The ecology and behaviour of the blackbuck would predict colouration in line with that described above. This species is gregarious and lives in treeless grassland. It stots with vigour and versatility: it leaps high, bounces stiff-legged, or style-trots, and is capable of flaring the white of the buttocks and erecting the tail.

However, similarity to other gazelles has been lost in an extreme sexual dimorphism. Males become more conspicuous than any gazelle as much of their body turns blackish in maturity. This pattern has little relationship with predation and instead functions in masculine rivalry and courtship. For their part, females and juveniles have lost all the noticeably dark features of gazelles (flank-band, pygal bands and tail). And the tail, which has lost its tassel, is usually left inert in gaits and situations in which it would be flicked or erected demonstratively in other gazelles.

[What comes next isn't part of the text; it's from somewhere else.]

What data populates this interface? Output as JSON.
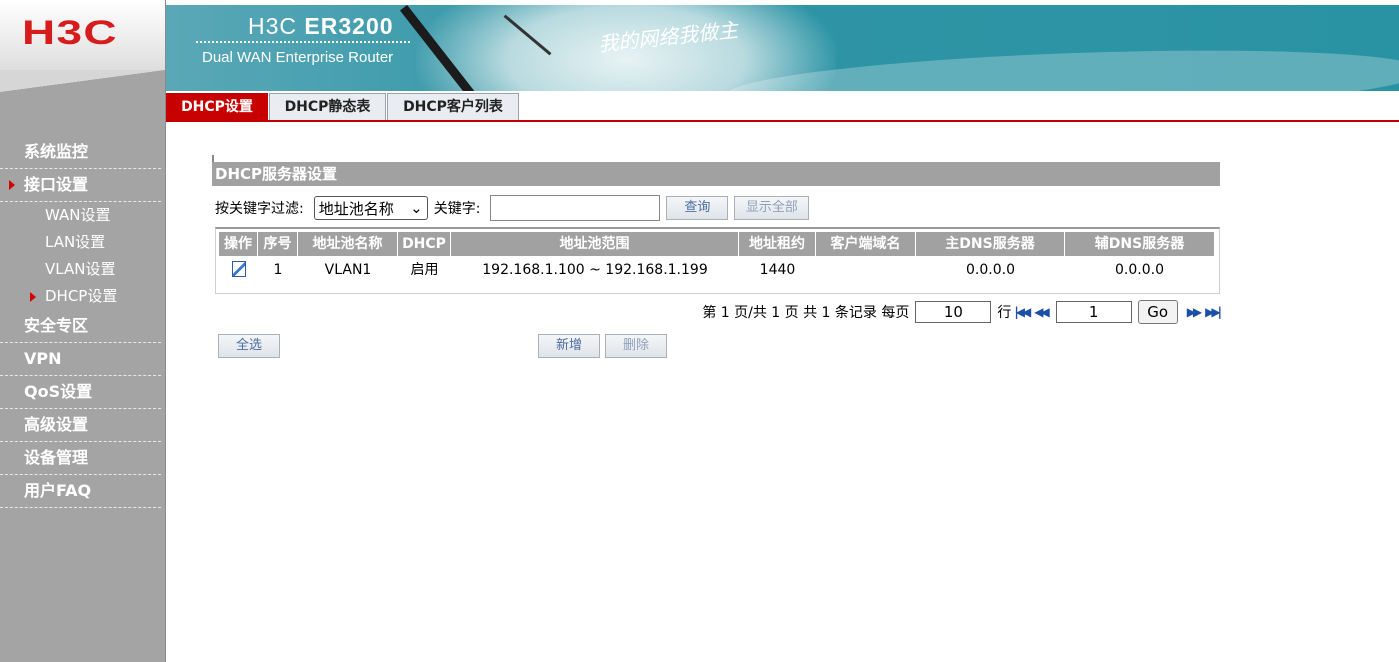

In mature males, the effectively black-and-white colouration seems dysfunctional in its seemingly unnecessary conspicuousness to predators. In females and juveniles, the colouration is incongruous in a converse way, because no other gregarious species gazelle living in the open, and frequently stotting and bounding, has such an inconspicuous pattern. Since the sexes live together most of the time, we are left with a puzzle. Even if females do blend into such exposed environments, their presence is likely to be divulged anyway by the outlandish appearance of the mature males among them. So how is the overall colouration of the blackbuck adaptive with respect to predation?